Question

A field test for a new exam was given to randomly selected seniors. The exams were graded, and the sample mean and sample standard deviation were calculated. Based on the results, the exam creator claims that on the same exam, nine times out of ten, seniors will have an average score within 4% of 70%.

Is the confidence interval at 90%, 95%, or 99%? What is the margin of error? Calculate the confidence interval and explain what it means in terms of the situation.

Answer 1

The margin of error is 2.08. The confidence interval is 67.92% – 72.08%. This represents the range of the scores that 90% of the students that took the exam scored.

Explanation:

The standard deviation is 4%, and the sample size is 10.

The confidence interval is 90%, since 9 times out of 10, the students had an average score within 4% of 70%.

To calculate the margin of error, we know that the confidence interval is 90% and the z-score for this interval is 1.645 so, we use the formula:

`1.645*((x)/(√(n) ) )`

where x = standard deviation (which is 4% in this case)

n = the sample size (10 in this case)

`1.645 * ((4)/(√(10) ) )= 2.08`

The margin of error is 2.08. The confidence interval is 67.92% – 72.08%. This represents the range of the scores that 90% of the students that took the exam scored.

Answer 2

All our answers lie in the above statement.

Confidence Level:
The creator claims that 9 out 10 students will have the average score in the said range. Or in other words we can say that the creator is 90% confident about the result of the field test.
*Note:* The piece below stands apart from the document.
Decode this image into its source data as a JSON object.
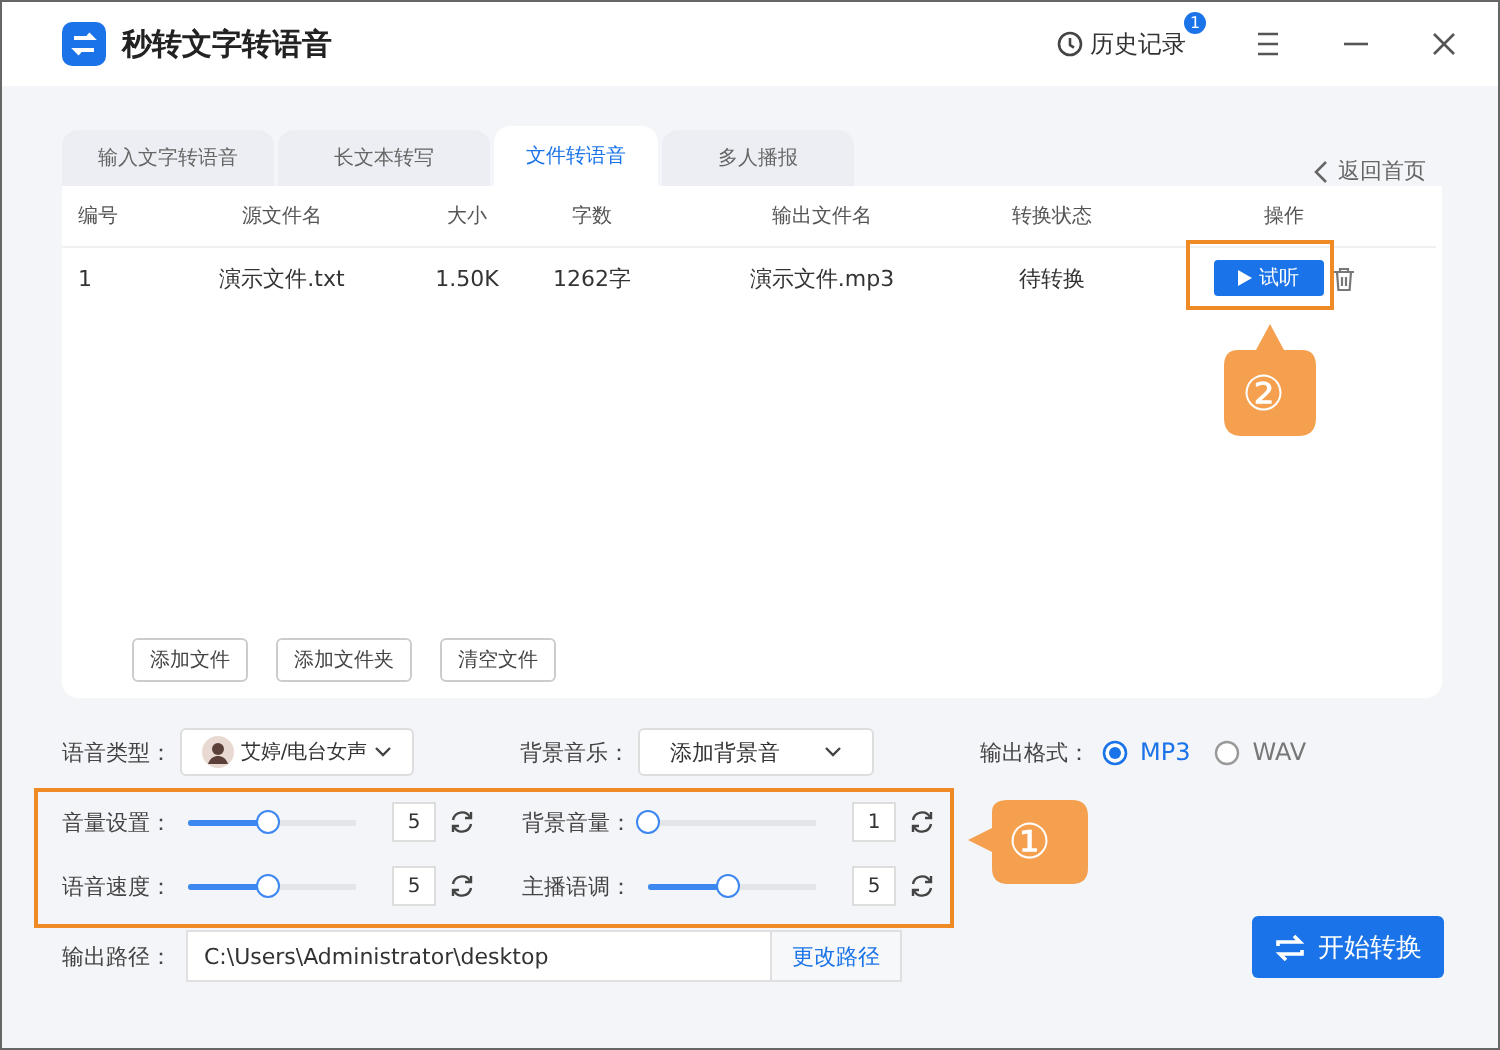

So the confidence level is 90%.

Margin of Error:
The average score lies within 4% of 70%. This means the margin of error is 4% i.e. the average scores can deviate from 70% by 4% .

Confidence Interval:
Lower Limit = 70% - 4% = 66%
Upper Limit = 70% + 4% = 74%

Interpretation:
The exam creator is 90% confident that the average scores of seniors will be between 66% and 74%.